AI won't fix your business.
But it will expose what's broken


Got a guy in your network who suddenly became an AI expert last Tuesday? Yeah. Share this.


Everyone's rushing to adopt AI. But most people are skipping the one step that actually makes it work: understanding it.

Remember when every runner suddenly had those expensive, cushioned, carbon-plated shoes? People lined up, dropped $300, and hit the pavement — without knowing their gait, their arch, or whether that shoe was even built for them. A lot of them got injured. The shoe wasn't the problem. The blind adoption was.

AI is having that exact same moment right now. And if you've been to any conference, LinkedIn scroll session, or company all-hands recently, you already know what I'm talking about.

Thousands of people crowding into sessions about AI, and almost nobody sitting at the table doing the work. The gap between talking about AI and using it well has never been wider.

We've turned AI into a trend, not a tool

The signs are everywhere. You've got executives who discovered AI last quarter now mandating that their entire team "use AI" — without a strategy, without guardrails, and definitely without thinking about what data is being shared with which platform. You've got resumes that look flawless on paper but fall apart the moment the interview gets real, because it was the AI that wrote it, not the person sending it.

You've got people genuinely convinced that AI is creative. It's not. Every answer an AI gives you came from something a human wrote first. It's an extremely powerful remix engine — but the original ideas? Those came from us.

"The uncomfortable truth is that AI doesn't know more than us. Every single output it produces was built from information that humans put in first. It's a reflection — not a replacement."

And then there's the layoff conversation. Anytime a company downsizes right now, the internet immediately declares it's AI replacing workers. Sometimes that's true. But a lot of the time, it's companies using "AI efficiency" as a convenient cover story for decisions that had nothing to do with automation.
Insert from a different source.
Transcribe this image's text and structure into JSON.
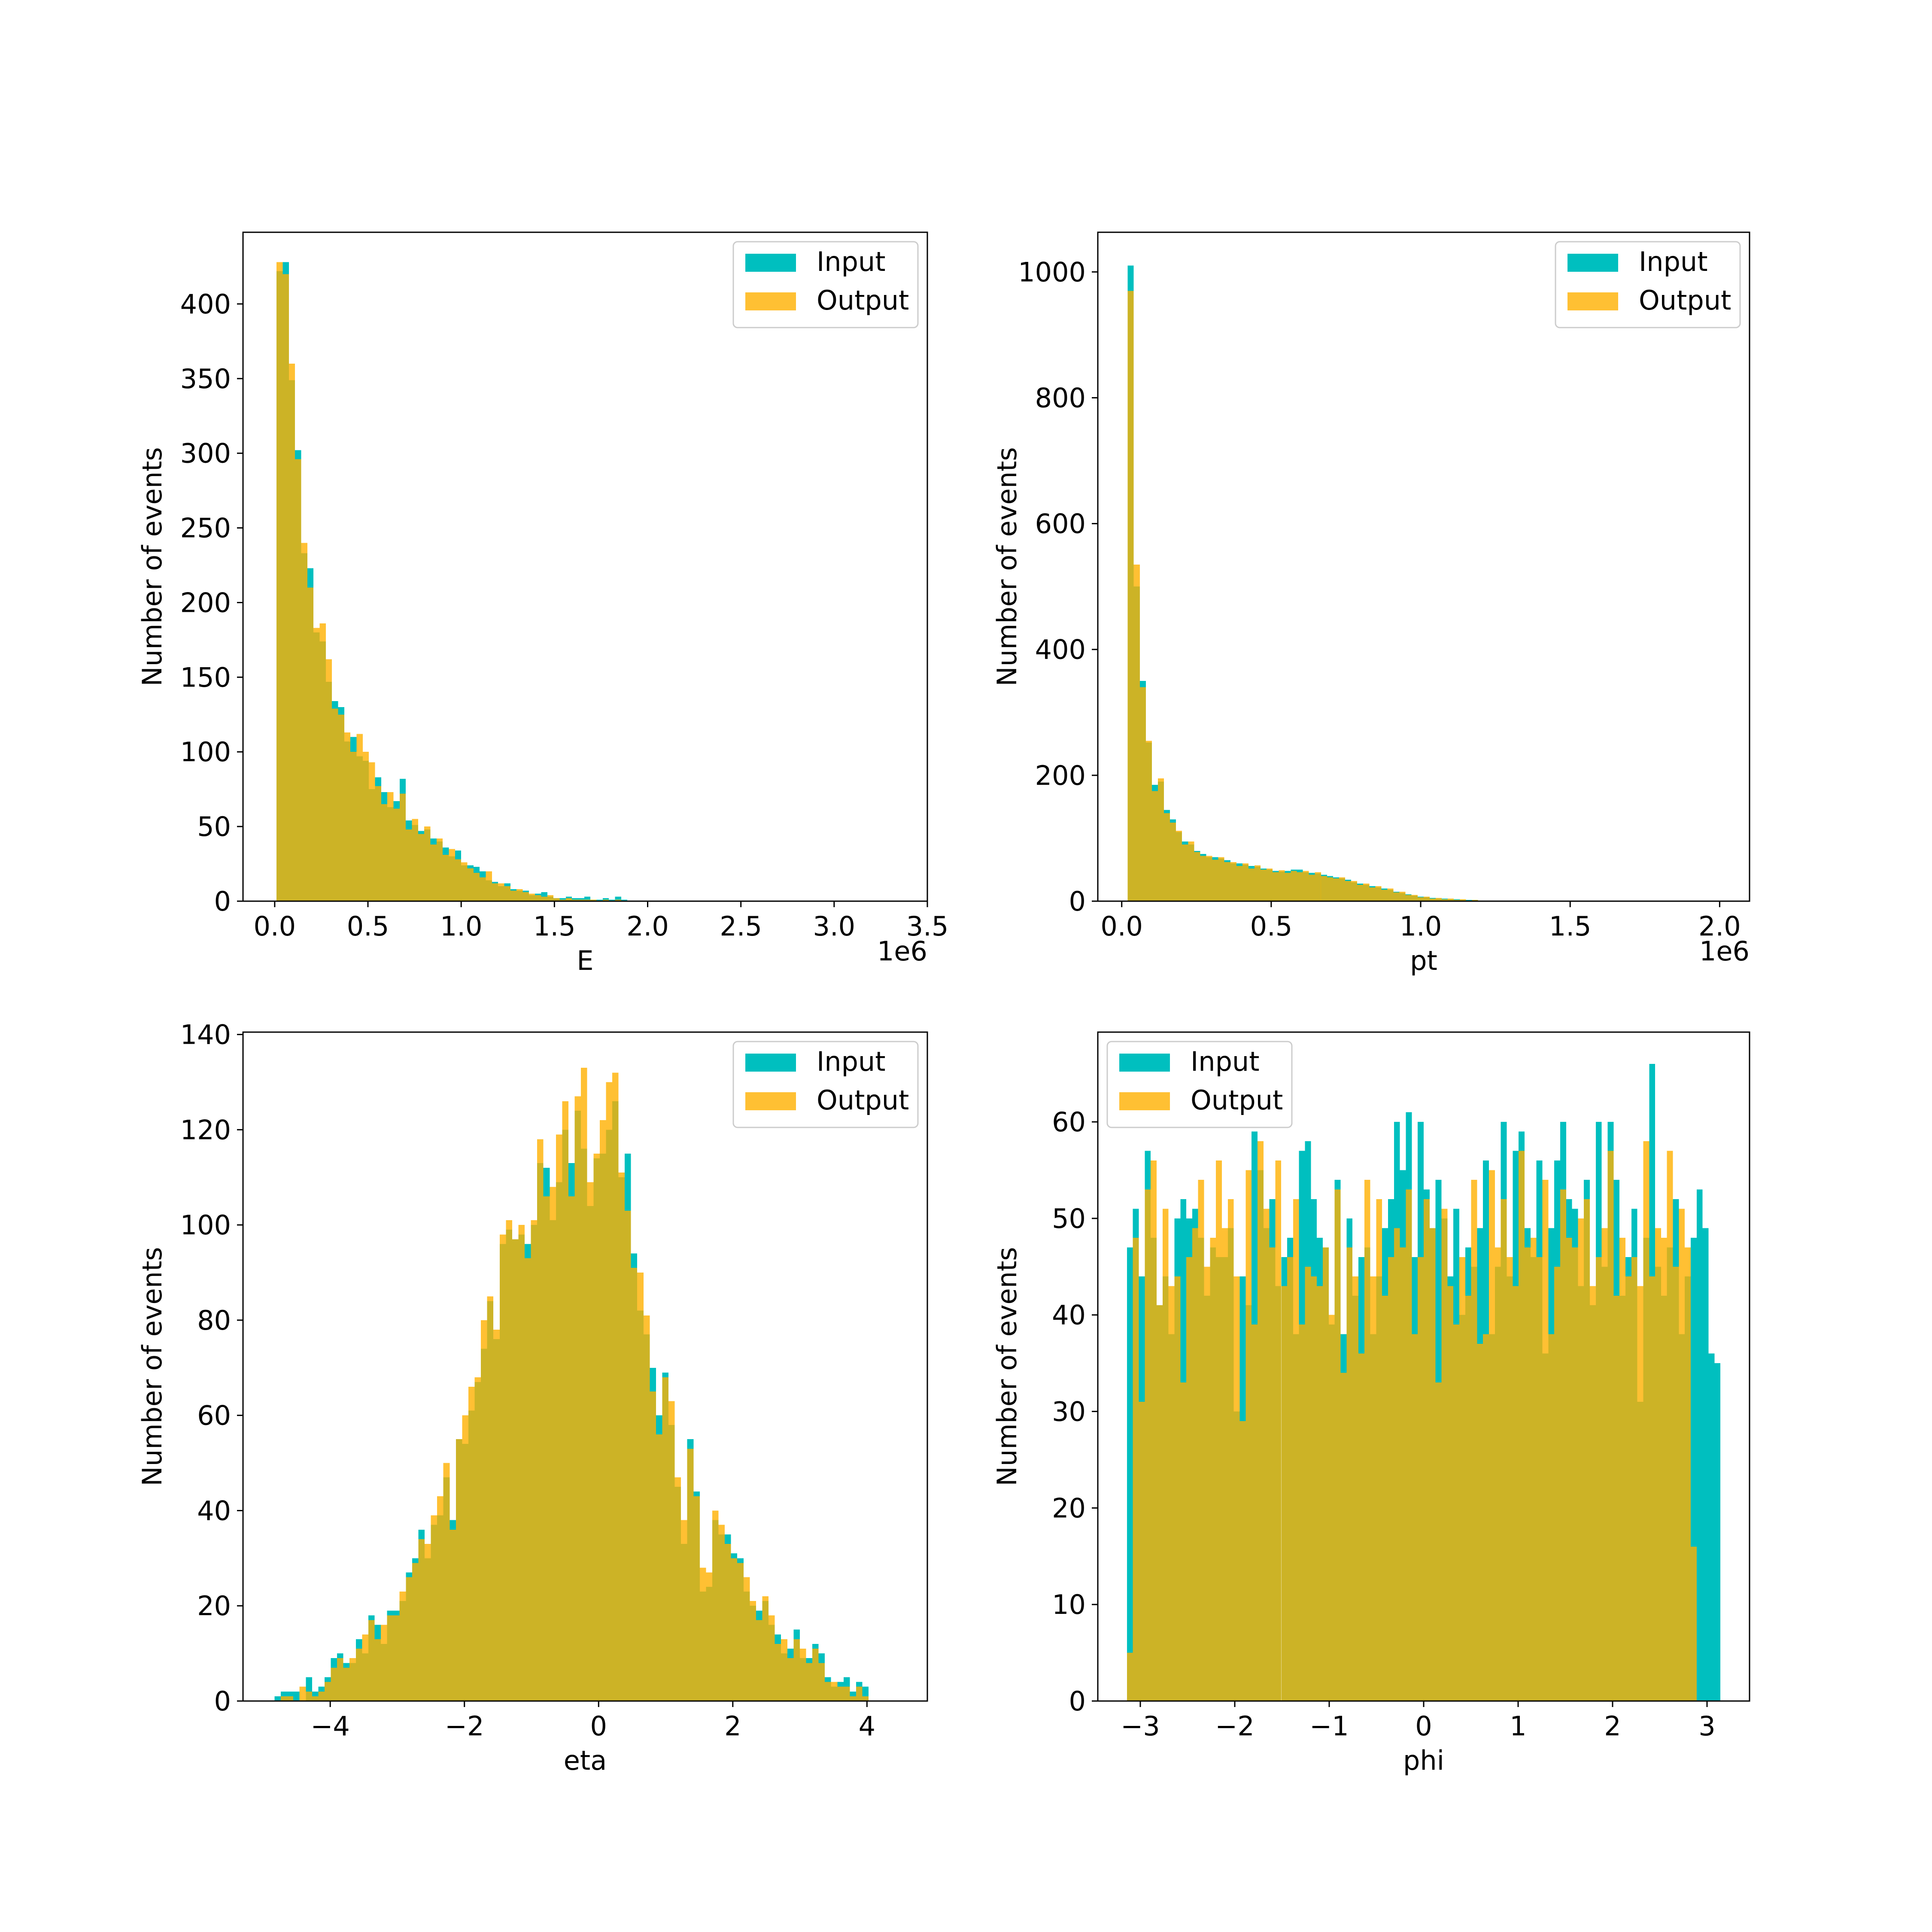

Both things can be real — but collapsing every layoff into one narrative is lazy, and it spreads fear that doesn't help anyone.
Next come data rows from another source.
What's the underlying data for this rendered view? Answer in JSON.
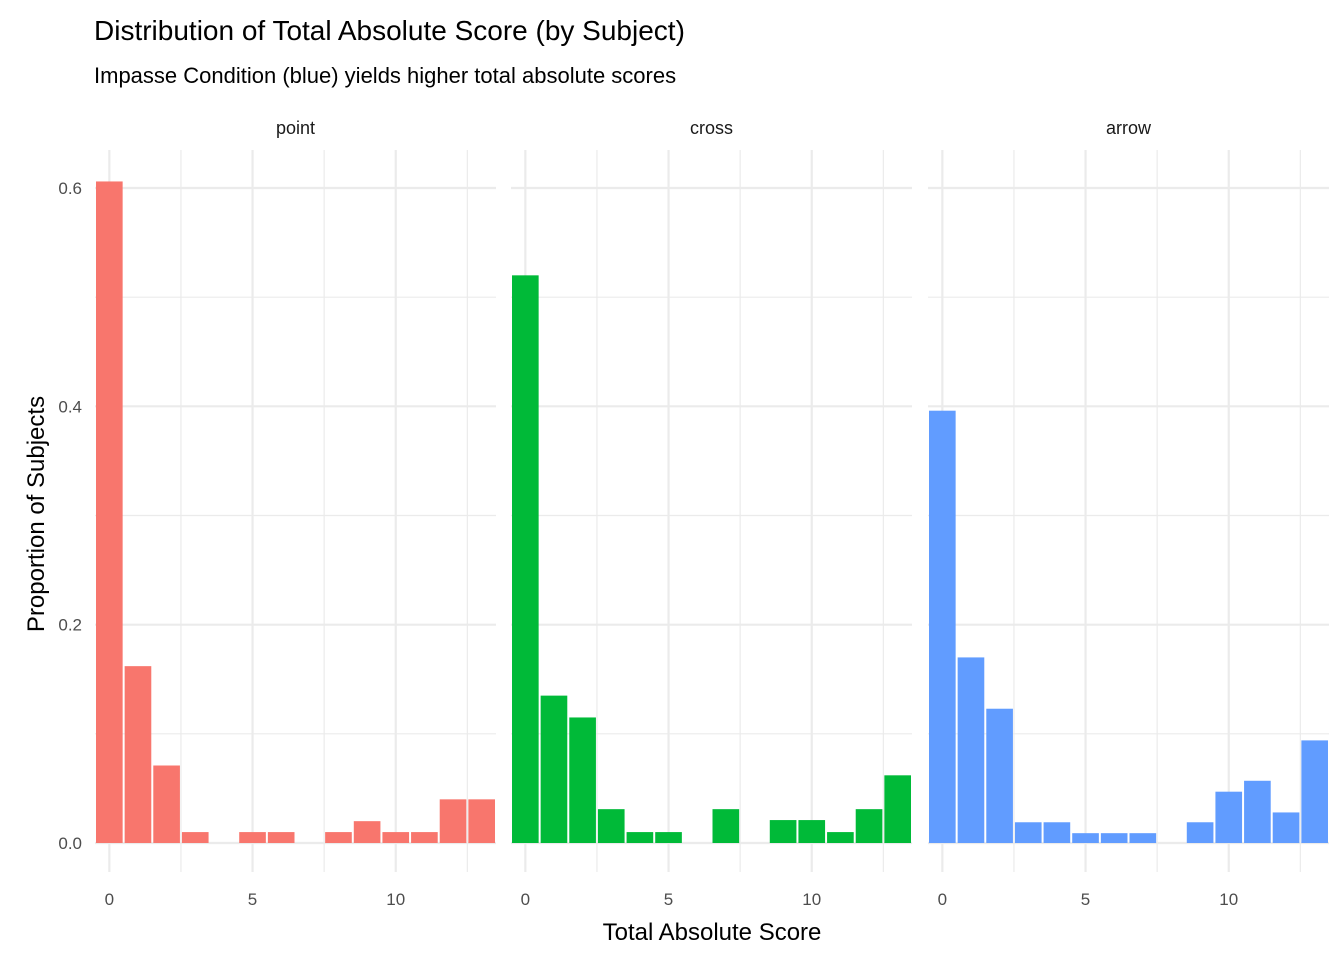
{
  "chart_data": {
    "type": "bar",
    "title": "Distribution of Total Absolute Score (by Subject)",
    "subtitle": "Impasse Condition (blue) yields higher total absolute scores",
    "xlabel": "Total Absolute Score",
    "ylabel": "Proportion of Subjects",
    "xlim": [
      -0.5,
      13.5
    ],
    "ylim": [
      0,
      0.6
    ],
    "x_ticks": [
      0,
      5,
      10
    ],
    "y_ticks": [
      0.0,
      0.2,
      0.4,
      0.6
    ],
    "y_tick_labels": [
      "0.0",
      "0.2",
      "0.4",
      "0.6"
    ],
    "grid": true,
    "facets": [
      {
        "name": "point",
        "color": "#F8766D",
        "x": [
          0,
          1,
          2,
          3,
          5,
          6,
          8,
          9,
          10,
          11,
          12,
          13
        ],
        "values": [
          0.606,
          0.162,
          0.071,
          0.01,
          0.01,
          0.01,
          0.01,
          0.02,
          0.01,
          0.01,
          0.04,
          0.04
        ]
      },
      {
        "name": "cross",
        "color": "#00BA38",
        "x": [
          0,
          1,
          2,
          3,
          4,
          5,
          7,
          9,
          10,
          11,
          12,
          13
        ],
        "values": [
          0.52,
          0.135,
          0.115,
          0.031,
          0.01,
          0.01,
          0.031,
          0.021,
          0.021,
          0.01,
          0.031,
          0.062
        ]
      },
      {
        "name": "arrow",
        "color": "#619CFF",
        "x": [
          0,
          1,
          2,
          3,
          4,
          5,
          6,
          7,
          9,
          10,
          11,
          12,
          13
        ],
        "values": [
          0.396,
          0.17,
          0.123,
          0.019,
          0.019,
          0.009,
          0.009,
          0.009,
          0.019,
          0.047,
          0.057,
          0.028,
          0.094
        ]
      }
    ]
  }
}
The mistakes we keep dragging with us

Here's what's wild: we know what the common mistakes are. They're well documented. But instead of using that knowledge to avoid them, we keep carrying them into new projects, new hires, new strategies. Why?

Because it's faster. Or at least, it feels faster. Ask the AI to build the app. Ask the AI to fix your SEO. Ask the AI to make you more money. And in a tiny percentage of cases, something works out. But for most people, most of the time, that shortcut leads to a wall — and a confused team standing in front of it.
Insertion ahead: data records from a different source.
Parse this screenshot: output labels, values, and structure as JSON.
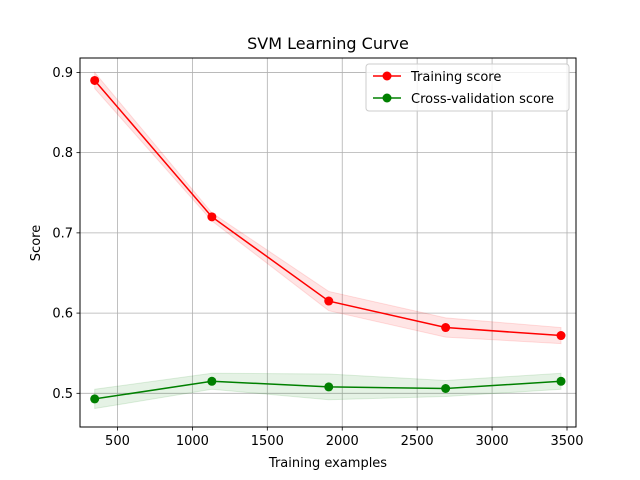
{
  "chart_data": {
    "type": "line",
    "title": "SVM Learning Curve",
    "xlabel": "Training examples",
    "ylabel": "Score",
    "xlim": [
      250,
      3560
    ],
    "ylim": [
      0.458,
      0.918
    ],
    "xticks": [
      500,
      1000,
      1500,
      2000,
      2500,
      3000,
      3500
    ],
    "yticks": [
      0.5,
      0.6,
      0.7,
      0.8,
      0.9
    ],
    "grid": true,
    "legend_position": "top-right",
    "x": [
      348,
      1130,
      1910,
      2690,
      3460
    ],
    "series": [
      {
        "name": "Training score",
        "color": "#ff0000",
        "fill_color": "#ff0000",
        "values": [
          0.89,
          0.72,
          0.615,
          0.582,
          0.572
        ],
        "band_low": [
          0.88,
          0.715,
          0.603,
          0.57,
          0.562
        ],
        "band_high": [
          0.9,
          0.725,
          0.627,
          0.594,
          0.582
        ]
      },
      {
        "name": "Cross-validation score",
        "color": "#008000",
        "fill_color": "#008000",
        "values": [
          0.493,
          0.515,
          0.508,
          0.506,
          0.515
        ],
        "band_low": [
          0.481,
          0.505,
          0.492,
          0.496,
          0.505
        ],
        "band_high": [
          0.505,
          0.525,
          0.524,
          0.516,
          0.525
        ]
      }
    ]
  }
}
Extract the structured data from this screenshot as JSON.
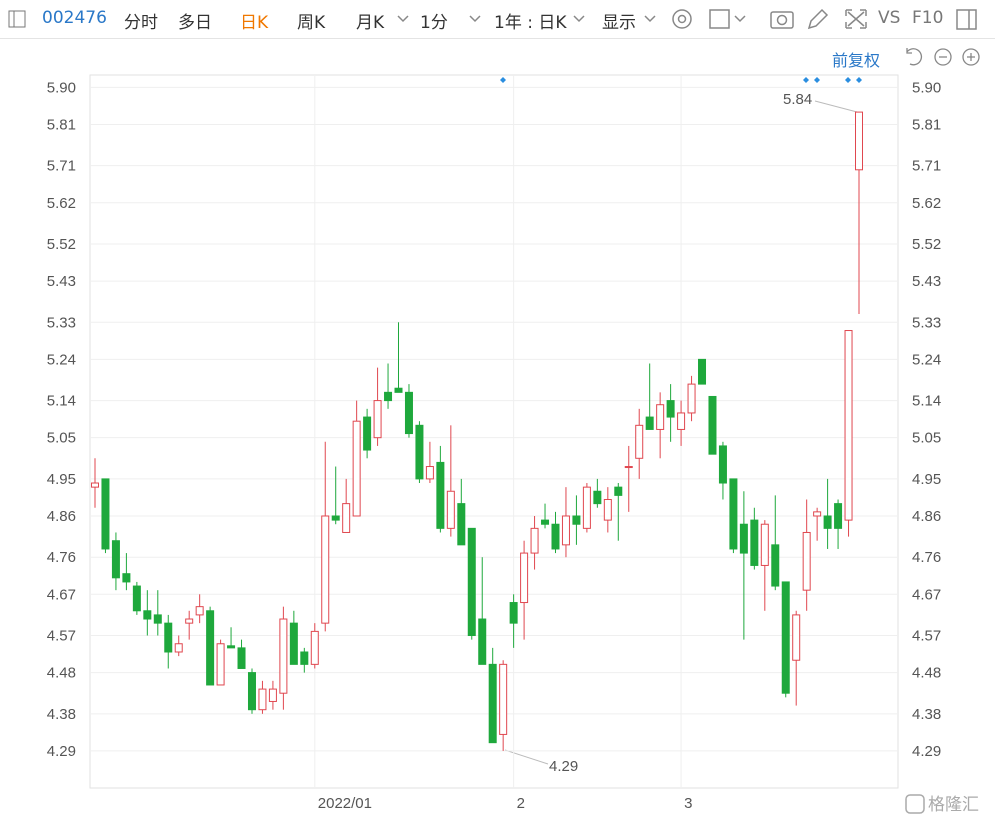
{
  "toolbar": {
    "code": "002476",
    "tabs": [
      "分时",
      "多日",
      "日K",
      "周K",
      "月K",
      "1分",
      "1年 : 日K",
      "显示"
    ],
    "vs": "VS",
    "f10": "F10",
    "adjust": "前复权"
  },
  "watermark": "格隆汇",
  "chart_data": {
    "type": "candlestick",
    "categories": [
      null,
      null,
      null,
      null,
      null,
      null,
      null,
      null,
      null,
      null,
      null,
      null,
      null,
      null,
      null,
      null,
      null,
      null,
      null,
      null,
      null,
      "2022/01",
      null,
      null,
      null,
      null,
      null,
      null,
      null,
      null,
      null,
      null,
      null,
      null,
      null,
      null,
      null,
      null,
      null,
      null,
      "2",
      null,
      null,
      null,
      null,
      null,
      null,
      null,
      null,
      null,
      null,
      null,
      null,
      null,
      null,
      null,
      "3",
      null,
      null,
      null,
      null,
      null,
      null,
      null,
      null,
      null,
      null,
      null,
      null,
      null,
      null,
      null,
      null,
      null
    ],
    "open": [
      4.93,
      4.95,
      4.8,
      4.72,
      4.69,
      4.63,
      4.62,
      4.6,
      4.53,
      4.6,
      4.62,
      4.63,
      4.45,
      4.545,
      4.54,
      4.48,
      4.39,
      4.41,
      4.43,
      4.6,
      4.53,
      4.5,
      4.6,
      4.86,
      4.82,
      4.86,
      5.1,
      5.05,
      5.16,
      5.17,
      5.16,
      5.08,
      4.95,
      4.99,
      4.83,
      4.89,
      4.83,
      4.61,
      4.5,
      4.33,
      4.65,
      4.65,
      4.77,
      4.85,
      4.84,
      4.79,
      4.86,
      4.83,
      4.92,
      4.85,
      4.93,
      4.98,
      5.0,
      5.1,
      5.07,
      5.14,
      5.07,
      5.11,
      5.24,
      5.15,
      5.03,
      4.95,
      4.84,
      4.85,
      4.74,
      4.79,
      4.7,
      4.51,
      4.68,
      4.86,
      4.86,
      4.89,
      4.85,
      5.7
    ],
    "high": [
      5.0,
      4.95,
      4.82,
      4.77,
      4.7,
      4.68,
      4.68,
      4.62,
      4.57,
      4.63,
      4.67,
      4.64,
      4.56,
      4.59,
      4.56,
      4.49,
      4.46,
      4.46,
      4.64,
      4.63,
      4.54,
      4.6,
      5.04,
      4.98,
      4.95,
      5.14,
      5.12,
      5.22,
      5.23,
      5.33,
      5.18,
      5.09,
      5.04,
      5.03,
      5.08,
      4.95,
      4.83,
      4.76,
      4.54,
      4.51,
      4.67,
      4.8,
      4.86,
      4.89,
      4.87,
      4.93,
      4.91,
      4.94,
      4.95,
      4.93,
      4.94,
      5.03,
      5.12,
      5.23,
      5.16,
      5.18,
      5.14,
      5.2,
      5.24,
      5.15,
      5.04,
      4.95,
      4.92,
      4.88,
      4.85,
      4.91,
      4.7,
      4.63,
      4.9,
      4.88,
      4.95,
      4.9,
      5.31,
      5.84
    ],
    "low": [
      4.88,
      4.77,
      4.68,
      4.68,
      4.62,
      4.57,
      4.57,
      4.49,
      4.52,
      4.56,
      4.6,
      4.45,
      4.45,
      4.54,
      4.49,
      4.38,
      4.38,
      4.39,
      4.39,
      4.5,
      4.48,
      4.49,
      4.58,
      4.84,
      4.82,
      4.86,
      5.0,
      5.03,
      5.12,
      5.16,
      5.05,
      4.94,
      4.94,
      4.82,
      4.81,
      4.79,
      4.56,
      4.5,
      4.31,
      4.29,
      4.54,
      4.56,
      4.73,
      4.83,
      4.77,
      4.76,
      4.79,
      4.82,
      4.88,
      4.82,
      4.8,
      4.87,
      4.95,
      5.07,
      5.0,
      5.04,
      5.03,
      5.09,
      5.18,
      5.01,
      4.9,
      4.77,
      4.56,
      4.73,
      4.63,
      4.68,
      4.42,
      4.4,
      4.63,
      4.8,
      4.78,
      4.78,
      4.81,
      5.35
    ],
    "close": [
      4.94,
      4.78,
      4.71,
      4.7,
      4.63,
      4.61,
      4.6,
      4.53,
      4.55,
      4.61,
      4.64,
      4.45,
      4.55,
      4.54,
      4.49,
      4.39,
      4.44,
      4.44,
      4.61,
      4.5,
      4.5,
      4.58,
      4.86,
      4.85,
      4.89,
      5.09,
      5.02,
      5.14,
      5.14,
      5.16,
      5.06,
      4.95,
      4.98,
      4.83,
      4.92,
      4.79,
      4.57,
      4.5,
      4.31,
      4.5,
      4.6,
      4.77,
      4.83,
      4.84,
      4.78,
      4.86,
      4.84,
      4.93,
      4.89,
      4.9,
      4.91,
      4.98,
      5.08,
      5.07,
      5.13,
      5.1,
      5.11,
      5.18,
      5.18,
      5.01,
      4.94,
      4.78,
      4.77,
      4.74,
      4.84,
      4.69,
      4.43,
      4.62,
      4.82,
      4.87,
      4.83,
      4.83,
      5.31,
      5.84
    ],
    "up_color": "#e0474f",
    "down_color": "#1ea83c",
    "annotations": [
      "5.84",
      "4.29"
    ],
    "ylim": [
      4.2,
      5.93
    ],
    "yticks": [
      {
        "value": 5.9,
        "label": "5.90"
      },
      5.81,
      5.71,
      5.62,
      5.52,
      5.43,
      5.33,
      5.24,
      5.14,
      5.05,
      4.95,
      4.86,
      4.76,
      4.67,
      4.57,
      4.48,
      4.38,
      4.29
    ],
    "grid": true
  }
}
The problem isn't the technology. The problem is that we're reaching for the fast fix before we've taken the time to understand what we're actually solving, and whether AI is even the right fit for solving it.

🚩 Red flag — run, don't walk

If someone walks up to you and their first sentence is "you need AI" — that's a trap. They're not solving your problem, they're selling you the pill for the pain without ever asking where the pain comes from. A real diagnosis comes before any prescription. Anyone skipping that step is selling you something, not helping you.

This is how bad AI adoption spreads: not through malice, but through shortcuts dressed up as urgency. "Everyone's doing it" is not a strategy. "We need to move fast" is not a diagnosis. And the consultants cashing in on that fear? They'll be long gone by the time you realize the root problem was never touched.

So what actually works?

The teams and individuals getting real, sustainable results from AI aren't the ones who adopted it fastest. They're the ones who combined it with something AI can't replace:

AI  +  Education  +  Human touch  =  something that actually scales

Education here doesn't mean watching a 10-minute YouTube video. It means ongoing, deliberate learning — understanding what AI can and can't do, where it hallucinates, where it shines, and where human judgment is non-negotiable. Human touch means knowing that a client relationship, a product decision, or a piece of creative work still needs you in it — not just your prompt.

The smartest person in the room isn't the one who knows the most. It's the one who adapts the best. AI is a tool for adaptation — but only if you know what you're adapting toward.

So before the next AI conference, before the next mandate to "use AI more," maybe the more useful question is: do we actually understand what we're using, and why?

Because the runners who actually got faster? They learned the basics first.